Einige Briefe von Karl Richter aus dem KZ Sachsenhausen, in das ihn die Gestapo nach seiner Rückkehr aus Spanien verschleppt hatte, sind noch erhalten geblieben.

Im Anschluss an den Vortrag bedankte sich Ruth Piro-Klein, stellvertretende Vorsitzende des Geschichtsvereins Frankenberg, bei Herrn Völker für das eindrucksvolle Lebensbild eines Frankenberger politischen NS-Opfers. „Es kann heute keiner mehr ermessen, wie viel persönlicher Mut damals dazu gehört hat, sich als Sozialdemokrat zu bekennen“, erklärte sie.

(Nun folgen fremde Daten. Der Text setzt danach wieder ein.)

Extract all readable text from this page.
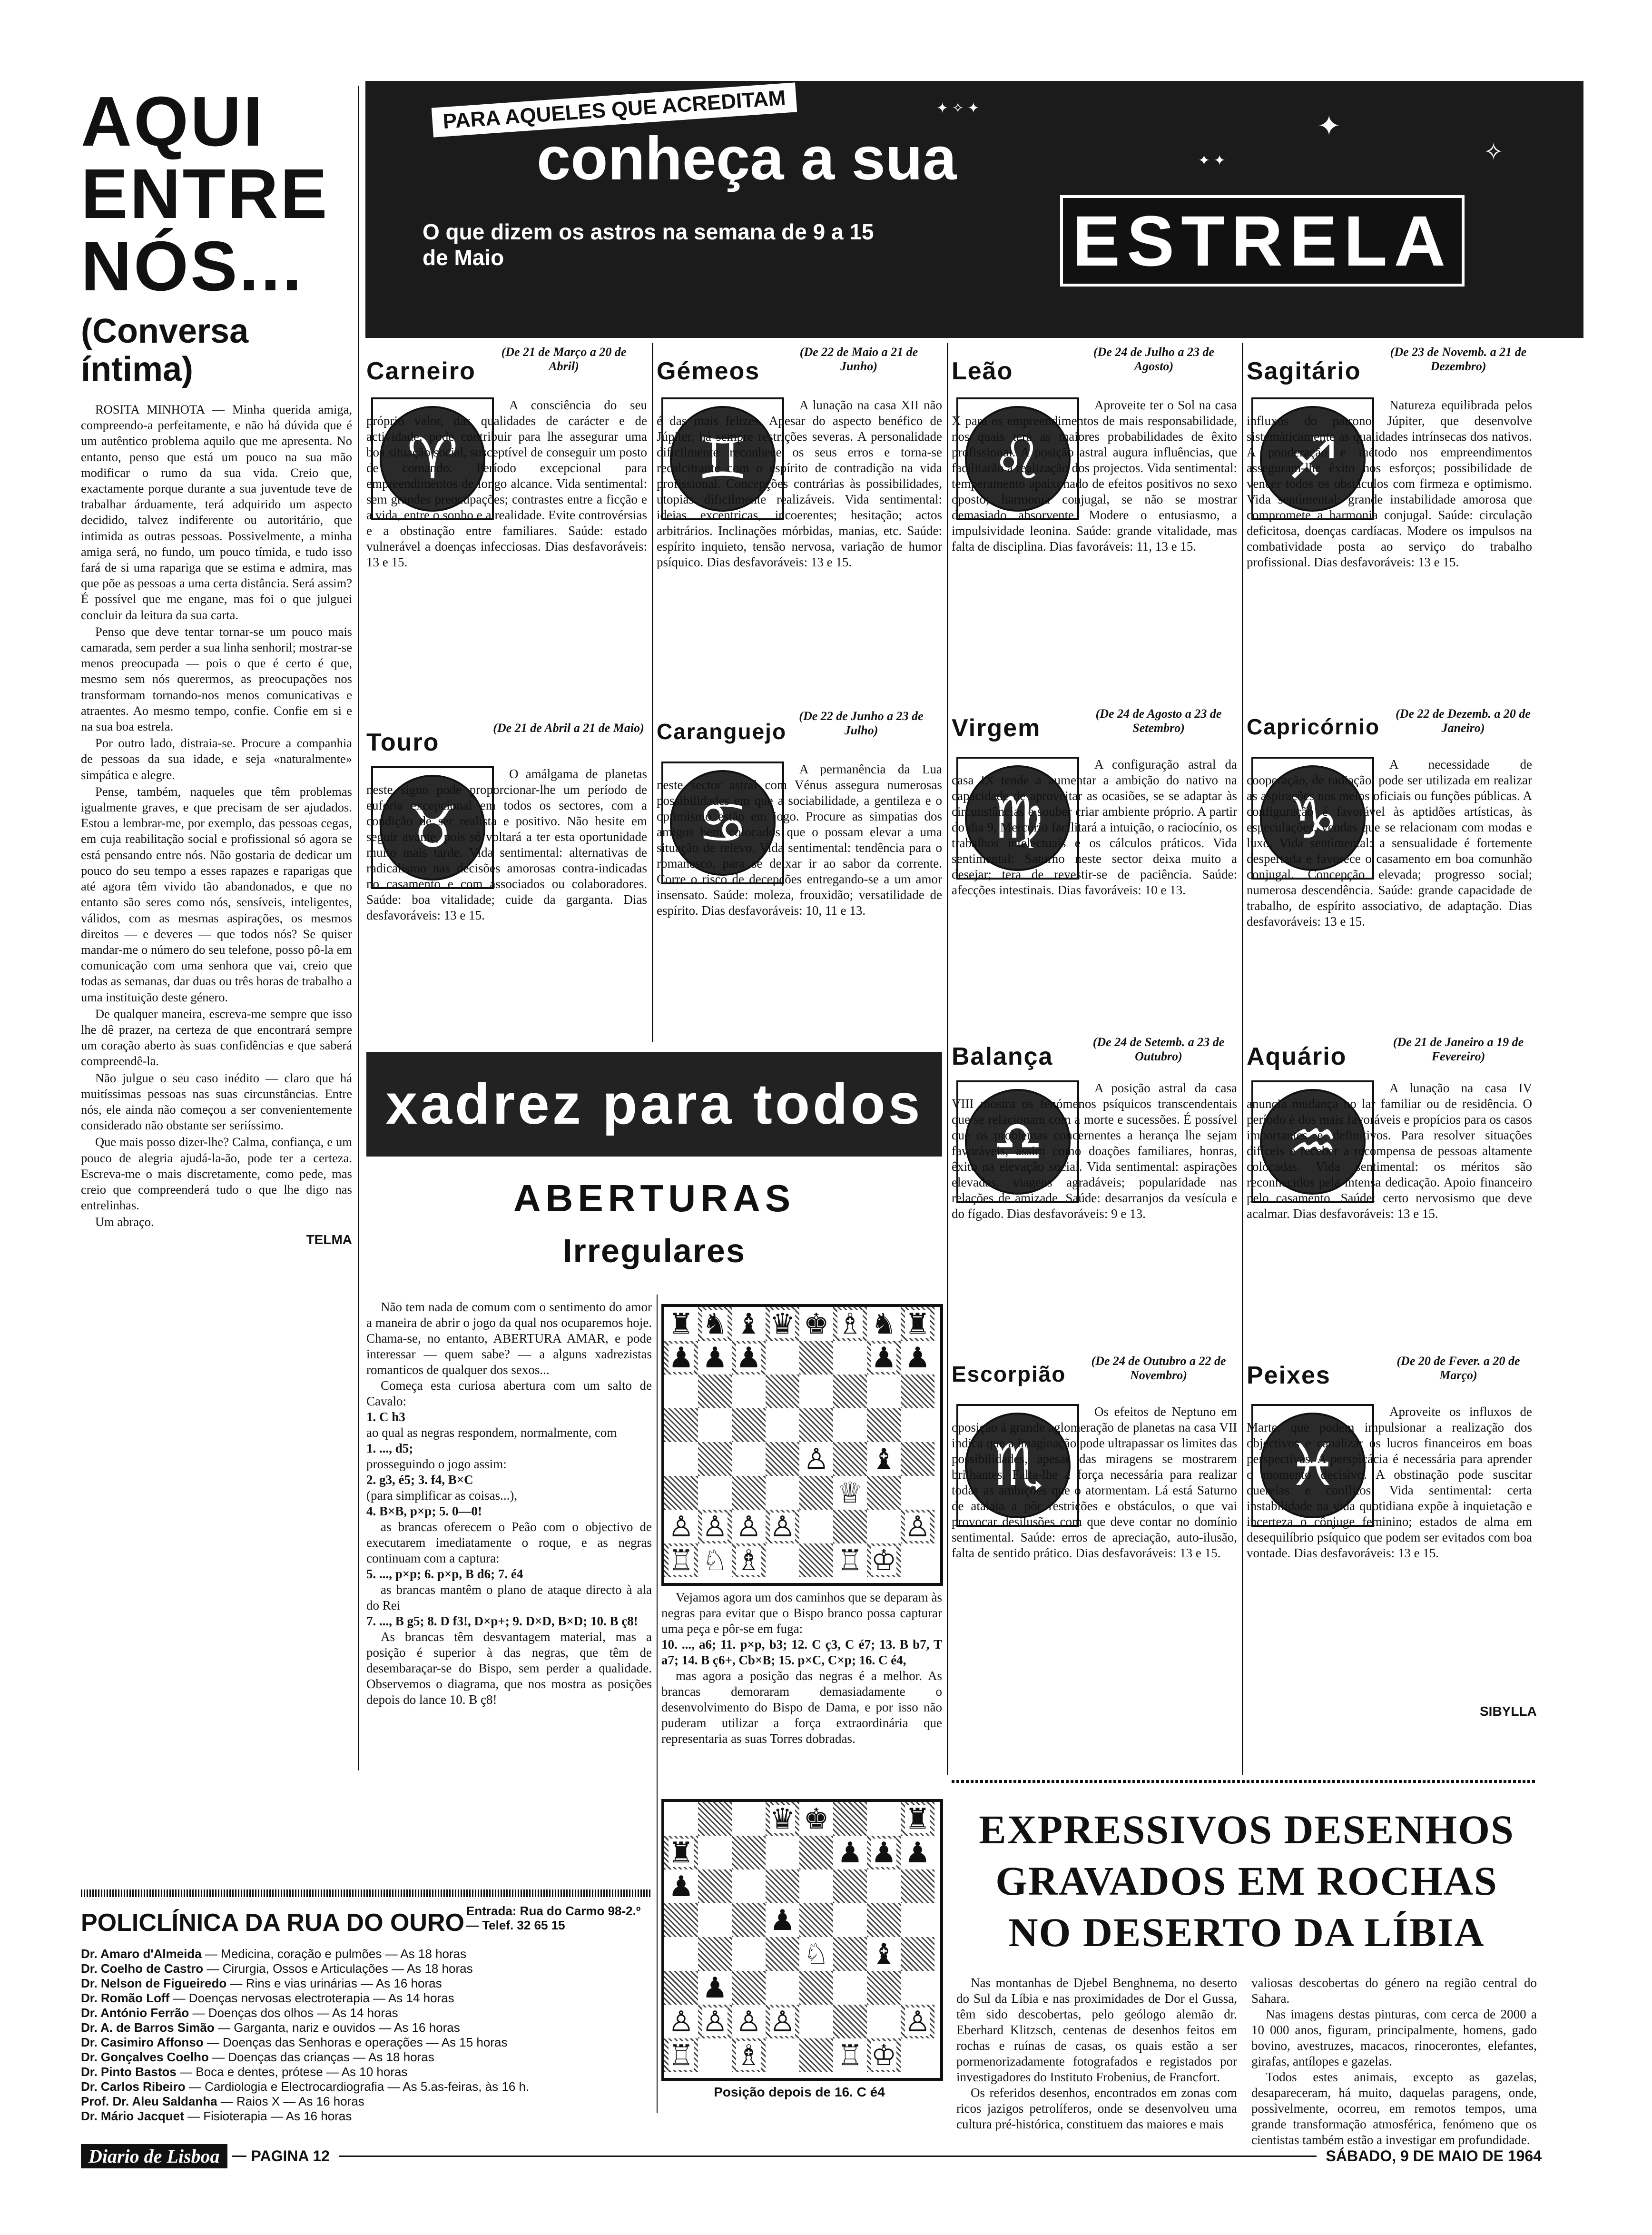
AQUI
ENTRE
NÓS...
(Conversa íntima)

ROSITA MINHOTA — Minha querida amiga, compreendo-a perfeitamente, e não há dúvida que é um autêntico problema aquilo que me apresenta. No entanto, penso que está um pouco na sua mão modificar o rumo da sua vida. Creio que, exactamente porque durante a sua juventude teve de trabalhar árduamente, terá adquirido um aspecto decidido, talvez indiferente ou autoritário, que intimida as outras pessoas. Possivelmente, a minha amiga será, no fundo, um pouco tímida, e tudo isso fará de si uma rapariga que se estima e admira, mas que põe as pessoas a uma certa distância. Será assim? É possível que me engane, mas foi o que julguei concluir da leitura da sua carta.

Penso que deve tentar tornar-se um pouco mais camarada, sem perder a sua linha senhoril; mostrar-se menos preocupada — pois o que é certo é que, mesmo sem nós querermos, as preocupações nos transformam tornando-nos menos comunicativas e atraentes. Ao mesmo tempo, confie. Confie em si e na sua boa estrela.

Por outro lado, distraia-se. Procure a companhia de pessoas da sua idade, e seja «naturalmente» simpática e alegre.

Pense, também, naqueles que têm problemas igualmente graves, e que precisam de ser ajudados. Estou a lembrar-me, por exemplo, das pessoas cegas, em cuja reabilitação social e profissional só agora se está pensando entre nós. Não gostaria de dedicar um pouco do seu tempo a esses rapazes e raparigas que até agora têm vivido tão abandonados, e que no entanto são seres como nós, sensíveis, inteligentes, válidos, com as mesmas aspirações, os mesmos direitos — e deveres — que todos nós? Se quiser mandar-me o número do seu telefone, posso pô-la em comunicação com uma senhora que vai, creio que todas as semanas, dar duas ou três horas de trabalho a uma instituição deste género.

De qualquer maneira, escreva-me sempre que isso lhe dê prazer, na certeza de que encontrará sempre um coração aberto às suas confidências e que saberá compreendê-la.

Não julgue o seu caso inédito — claro que há muitíssimas pessoas nas suas circunstâncias. Entre nós, ele ainda não começou a ser convenientemente considerado não obstante ser seriíssimo.

Que mais posso dizer-lhe? Calma, confiança, e um pouco de alegria ajudá-la-ão, pode ter a certeza. Escreva-me o mais discretamente, como pede, mas creio que compreenderá tudo o que lhe digo nas entrelinhas.

Um abraço.

TELMA
PARA AQUELES QUE ACREDITAM
conheça a sua
O que dizem os astros na semana de 9 a 15 de Maio	ESTRELA
✦ ✧ ✦
✦
✧
✦ ✦
Carneiro
(De 21 de Março a 20 de Abril)
♈
A consciência do seu próprio valor, das qualidades de carácter e de actividade, pode contribuir para lhe assegurar uma boa situação social, susceptível de conseguir um posto de comando. Período excepcional para empreendimentos de longo alcance. Vida sentimental: sem grandes preocupações; contrastes entre a ficção e a vida, entre o sonho e a realidade. Evite controvérsias e a obstinação entre familiares. Saúde: estado vulnerável a doenças infecciosas. Dias desfavoráveis: 13 e 15.
Gémeos
(De 22 de Maio a 21 de Junho)
♊
A lunação na casa XII não é das mais felizes. Apesar do aspecto benéfico de Júpiter, há sempre restrições severas. A personalidade dificilmente reconhece os seus erros e torna-se recalcitrante com o espírito de contradição na vida profissional. Concepções contrárias às possibilidades, utopias dificilmente realizáveis. Vida sentimental: ideias excêntricas, incoerentes; hesitação; actos arbitrários. Inclinações mórbidas, manias, etc. Saúde: espírito inquieto, tensão nervosa, variação de humor psíquico. Dias desfavoráveis: 13 e 15.
Leão
(De 24 de Julho a 23 de Agosto)
♌
Aproveite ter o Sol na casa X para os empreendimentos de mais responsabilidade, nos quais terá as maiores probabilidades de êxito profissional. A posição astral augura influências, que facilitarão a realização dos projectos. Vida sentimental: temperamento apaixonado de efeitos positivos no sexo oposto; harmonia conjugal, se não se mostrar demasiado absorvente. Modere o entusiasmo, a impulsividade leonina. Saúde: grande vitalidade, mas falta de disciplina. Dias favoráveis: 11, 13 e 15.
Sagitário
(De 23 de Novemb. a 21 de Dezembro)
♐
Natureza equilibrada pelos influxos do patrono Júpiter, que desenvolve sistemàticamente as qualidades intrínsecas dos nativos. A ponderação e método nos empreendimentos asseguram-lhe êxito nos esforços; possibilidade de vencer todos os obstáculos com firmeza e optimismo. Vida sentimental: grande instabilidade amorosa que compromete a harmonia conjugal. Saúde: circulação deficitosa, doenças cardíacas. Modere os impulsos na combatividade posta ao serviço do trabalho profissional. Dias desfavoráveis: 13 e 15.
Touro
(De 21 de Abril a 21 de Maio)
♉
O amálgama de planetas neste signo pode proporcionar-lhe um período de euforia excepcional em todos os sectores, com a condição de ser realista e positivo. Não hesite em seguir avante, pois só voltará a ter esta oportunidade muito mais tarde. Vida sentimental: alternativas de radicalismo nas decisões amorosas contra-indicadas no casamento e com associados ou colaboradores. Saúde: boa vitalidade; cuide da garganta. Dias desfavoráveis: 13 e 15.
Caranguejo
(De 22 de Junho a 23 de Julho)
♋
A permanência da Lua neste sector astral com Vénus assegura numerosas possibilidades em que a sociabilidade, a gentileza e o optimismo estão em jogo. Procure as simpatias dos amigos bem colocados que o possam elevar a uma situação de relevo. Vida sentimental: tendência para o romanesco, para se deixar ir ao sabor da corrente. Corre o risco de decepções entregando-se a um amor insensato. Saúde: moleza, frouxidão; versatilidade de espírito. Dias desfavoráveis: 10, 11 e 13.
Virgem
(De 24 de Agosto a 23 de Setembro)
♍
A configuração astral da casa IX tende a aumentar a ambição do nativo na capacidade de aproveitar as ocasiões, se se adaptar às circunstâncias e souber criar ambiente próprio. A partir do dia 9, Mercúrio facilitará a intuição, o raciocínio, os trabalhos intelectuais e os cálculos práticos. Vida sentimental: Saturno neste sector deixa muito a desejar; terá de revestir-se de paciência. Saúde: afecções intestinais. Dias favoráveis: 10 e 13.
Capricórnio
(De 22 de Dezemb. a 20 de Janeiro)
♑
A necessidade de cooperação, de radiação, pode ser utilizada em realizar as aspirações nos meios oficiais ou funções públicas. A configuração é favorável às aptidões artísticas, às especulações, vendas que se relacionam com modas e luxo. Vida sentimental: a sensualidade é fortemente despertada e favorece o casamento em boa comunhão conjugal. Concepção elevada; progresso social; numerosa descendência. Saúde: grande capacidade de trabalho, de espírito associativo, de adaptação. Dias desfavoráveis: 13 e 15.
Balança
(De 24 de Setemb. a 23 de Outubro)
♎
A posição astral da casa VIII mostra os fenómenos psíquicos transcendentais que se relacionam com a morte e sucessões. É possível que os problemas concernentes a herança lhe sejam favoráveis, assim como doações familiares, honras, êxito na elevação social. Vida sentimental: aspirações elevadas, viagens agradáveis; popularidade nas relações de amizade. Saúde: desarranjos da vesícula e do fígado. Dias desfavoráveis: 9 e 13.
Aquário
(De 21 de Janeiro a 19 de Fevereiro)
♒
A lunação na casa IV anuncia mudança no lar familiar ou de residência. O período é dos mais favoráveis e propícios para os casos importantes e definitivos. Para resolver situações difíceis e receber a recompensa de pessoas altamente colocadas. Vida sentimental: os méritos são reconhecidos pela intensa dedicação. Apoio financeiro pelo casamento. Saúde: certo nervosismo que deve acalmar. Dias desfavoráveis: 13 e 15.
Escorpião
(De 24 de Outubro a 22 de Novembro)
♏
Os efeitos de Neptuno em oposição à grande aglomeração de planetas na casa VII indica que a imaginação pode ultrapassar os limites das possibilidades, apesar das miragens se mostrarem brilhantes. Falta-lhe a força necessária para realizar todas as ambições que o atormentam. Lá está Saturno de atalaia a pôr restrições e obstáculos, o que vai provocar desilusões com que deve contar no domínio sentimental. Saúde: erros de apreciação, auto-ilusão, falta de sentido prático. Dias desfavoráveis: 13 e 15.
Peixes
(De 20 de Fever. a 20 de Março)
♓
Aproveite os influxos de Marte, que podem impulsionar a realização dos objectivos e canalizar os lucros financeiros em boas perspectivas. A perspicácia é necessária para aprender o momento decisivo. A obstinação pode suscitar querelas e conflitos. Vida sentimental: certa instabilidade na vida quotidiana expõe à inquietação e incerteza o cônjuge feminino; estados de alma em desequilíbrio psíquico que podem ser evitados com boa vontade. Dias desfavoráveis: 13 e 15.
SIBYLLA
xadrez para todos
ABERTURAS
Irregulares

Não tem nada de comum com o sentimento do amor a maneira de abrir o jogo da qual nos ocuparemos hoje. Chama-se, no entanto, ABERTURA AMAR, e pode interessar — quem sabe? — a alguns xadrezistas romanticos de qualquer dos sexos...

Começa esta curiosa abertura com um salto de Cavalo:

1. C h3

ao qual as negras respondem, normalmente, com

1. ..., d5;

prosseguindo o jogo assim:

2. g3, é5; 3. f4, B×C

(para simplificar as coisas...),

4. B×B, p×p; 5. 0—0!

as brancas oferecem o Peão com o objectivo de executarem imediatamente o roque, e as negras continuam com a captura:

5. ..., p×p; 6. p×p, B d6; 7. é4

as brancas mantêm o plano de ataque directo à ala do Rei

7. ..., B g5; 8. D f3!, D×p+; 9. D×D, B×D; 10. B ç8!

As brancas têm desvantagem material, mas a posição é superior à das negras, que têm de desembaraçar-se do Bispo, sem perder a qualidade. Observemos o diagrama, que nos mostra as posições depois do lance 10. B ç8!

♜ ♞ ♝ ♛ ♚ ♗ ♞ ♜
♟ ♟ ♟	♟ ♟
♙ ♝
♕
♙ ♙ ♙ ♙	♙
♖ ♘ ♗	♖ ♔

Vejamos agora um dos caminhos que se deparam às negras para evitar que o Bispo branco possa capturar uma peça e pôr-se em fuga:

10. ..., a6; 11. p×p, b3; 12. C ç3, C é7; 13. B b7, T a7; 14. B ç6+, Cb×B; 15. p×C, C×p; 16. C é4,

mas agora a posição das negras é a melhor. As brancas demoraram demasiadamente o desenvolvimento do Bispo de Dama, e por isso não puderam utilizar a força extraordinária que representaria as suas Torres dobradas.

♛ ♚	♜
♜	♟ ♟ ♟
♟
♟
♘ ♝
♟
♙ ♙ ♙ ♙	♙
♖ ♗	♖ ♔
Posição depois de 16. C é4
POLICLÍNICA DA RUA DO OURO Entrada: Rua do Carmo 98-2.º — Telef. 32 65 15
Dr. Amaro d'Almeida — Medicina, coração e pulmões — As 18 horas
Dr. Coelho de Castro — Cirurgia, Ossos e Articulações — As 18 horas
Dr. Nelson de Figueiredo — Rins e vias urinárias — As 16 horas
Dr. Romão Loff — Doenças nervosas electroterapia — As 14 horas
Dr. António Ferrão — Doenças dos olhos — As 14 horas
Dr. A. de Barros Simão — Garganta, nariz e ouvidos — As 16 horas
Dr. Casimiro Affonso — Doenças das Senhoras e operações — As 15 horas
Dr. Gonçalves Coelho — Doenças das crianças — As 18 horas
Dr. Pinto Bastos — Boca e dentes, prótese — As 10 horas
Dr. Carlos Ribeiro — Cardiologia e Electrocardiografia — As 5.as-feiras, às 16 h.
Prof. Dr. Aleu Saldanha — Raios X — As 16 horas
Dr. Mário Jacquet — Fisioterapia — As 16 horas
EXPRESSIVOS DESENHOS
GRAVADOS EM ROCHAS
NO DESERTO DA LÍBIA

Nas montanhas de Djebel Benghnema, no deserto do Sul da Líbia e nas proximidades de Dor el Gussa, têm sido descobertas, pelo geólogo alemão dr. Eberhard Klitzsch, centenas de desenhos feitos em rochas e ruínas de casas, os quais estão a ser pormenorizadamente fotografados e registados por investigadores do Instituto Frobenius, de Francfort.

Os referidos desenhos, encontrados em zonas com ricos jazigos petrolíferos, onde se desenvolveu uma cultura pré-histórica, constituem das maiores e mais

valiosas descobertas do género na região central do Sahara.

Nas imagens destas pinturas, com cerca de 2000 a 10 000 anos, figuram, principalmente, homens, gado bovino, avestruzes, macacos, rinocerontes, elefantes, girafas, antílopes e gazelas.

Todos estes animais, excepto as gazelas, desapareceram, há muito, daquelas paragens, onde, possìvelmente, ocorreu, em remotos tempos, uma grande transformação atmosférica, fenómeno que os cientistas também estão a investigar em profundidade.

Diario de Lisboa	PAGINA 12	SÁBADO, 9 DE MAIO DE 1964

Tief bewegt nahm der 74-jährige Karl Kornemann aus Kassel im Heimatmuseum den kleinen Pappkoffer von seinem in Majdanek umgekommenen Patenonkel, den er nie mehr lebend kennen lernen durfte, noch einmal in die Hand. Der Frankenberger Geschichtsverein will sich beim Stadtgeschichtlichen Museum Leipzig darum bemühen, dieses Erinnerungsstück als Dauerleihgabe für das Frankenberger Heimatmuseum zu erhalten und damit an beispielhaften Widerstand in der Nazizeit zu erinnern. Bereits am 22. März 2006 hatte der Aktionskünstler Gunter Demnig (Köln) vor dem Wohnhaus des Frankenberger NS-Opfers Karl Richter einen „Stolperstein“ verlegt.